VoteBuddy: Belehrung von oben
"Die Auflösung von votebuddy war von Anfang an geplant, das ist der Unterschied zwischen fake news und einer aufklärerischen Aktion, bei der es genau darum geht, den fake zu entlarven, statt Desinformation zu betreiben. Dadurch werden Lernprozesse initiiert, die keiner Belehrung von oben bedürfen. Sie gehen aus von einer "Gleichheit der Intelligenzen" (Ranciere)." -
Da bin ich mal gespannt, ob Björn Höcke und Consorten jetzt was gelernt haben, ohne einer Belehrung von oben bedurft zu haben. Nach Ranciere. Ich freue mich schon darauf. Habe aber meine Zweifelchen. Nach Machiavelli.
Mal sehen, ob diese Aktion die Förderpolitik für Freies Theater der nächsten Jahre beeinflusst. Ich glaube: ja.
VoteBuddy: fake fake
Mich würde interessieren, wie Peng&Co. damit umgehen, dass die Rechten jetzt behaupten, auch Alice Weidels Nazi-Mail wäre ein fake von ihnen.
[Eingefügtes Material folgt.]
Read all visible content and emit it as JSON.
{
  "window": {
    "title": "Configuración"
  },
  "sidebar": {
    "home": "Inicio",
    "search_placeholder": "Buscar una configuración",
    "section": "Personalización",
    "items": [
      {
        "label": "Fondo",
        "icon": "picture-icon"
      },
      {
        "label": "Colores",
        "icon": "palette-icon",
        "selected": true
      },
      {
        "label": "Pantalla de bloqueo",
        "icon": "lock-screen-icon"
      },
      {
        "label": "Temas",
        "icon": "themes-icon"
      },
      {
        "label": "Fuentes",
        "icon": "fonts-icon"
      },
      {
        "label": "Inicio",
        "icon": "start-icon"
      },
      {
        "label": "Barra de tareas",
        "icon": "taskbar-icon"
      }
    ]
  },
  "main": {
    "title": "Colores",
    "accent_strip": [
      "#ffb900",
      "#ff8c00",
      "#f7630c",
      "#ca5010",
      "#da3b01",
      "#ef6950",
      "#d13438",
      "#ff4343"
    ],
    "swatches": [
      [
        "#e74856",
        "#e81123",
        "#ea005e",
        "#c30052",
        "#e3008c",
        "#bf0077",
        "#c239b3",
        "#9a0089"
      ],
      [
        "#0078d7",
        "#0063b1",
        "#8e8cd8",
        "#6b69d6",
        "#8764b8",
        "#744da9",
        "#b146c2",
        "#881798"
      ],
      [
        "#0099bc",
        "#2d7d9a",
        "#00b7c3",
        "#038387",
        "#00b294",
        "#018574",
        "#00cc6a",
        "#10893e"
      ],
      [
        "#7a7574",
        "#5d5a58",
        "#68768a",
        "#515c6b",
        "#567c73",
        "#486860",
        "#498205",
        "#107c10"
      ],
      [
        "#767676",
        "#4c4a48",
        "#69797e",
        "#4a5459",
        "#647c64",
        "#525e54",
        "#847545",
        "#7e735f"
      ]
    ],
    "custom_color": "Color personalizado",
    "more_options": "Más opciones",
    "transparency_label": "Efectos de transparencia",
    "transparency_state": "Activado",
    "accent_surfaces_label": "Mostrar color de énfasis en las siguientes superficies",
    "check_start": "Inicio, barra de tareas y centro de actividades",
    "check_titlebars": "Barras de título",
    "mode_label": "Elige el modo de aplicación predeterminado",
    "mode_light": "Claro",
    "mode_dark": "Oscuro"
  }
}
VoteBuddy: rechte Verschwörungstheorien
Weidels Email? Der Kommentar bezieht sich auf den rechtsradikalen Blogger Namens Berger. Der hatte mit Votebuddy einen der größten Klickerfolge seiner Karriere und will nun vermutlich weiter Traffic generieren. Auch in rechtsradikalen Kreisen ist Clickbait ein Thema.
Generell ist es nichts Neues, dass wir damit Teil des rechten Verschwörungsdiskurses sind (das waren wir auch mit fluchthelfer.in schon mal (zB hier https://www.unzensuriert.at/content/0018397-Steckt-rechter-US-Thinktank-oder-linkes-Revolutions-Kollektiv-hinter-Fluchthelfer). Wir sind seit langem schon eine Projektionsfläche für Nazis. Aber das ist nichts wozu wir Stellung beziehen müssten.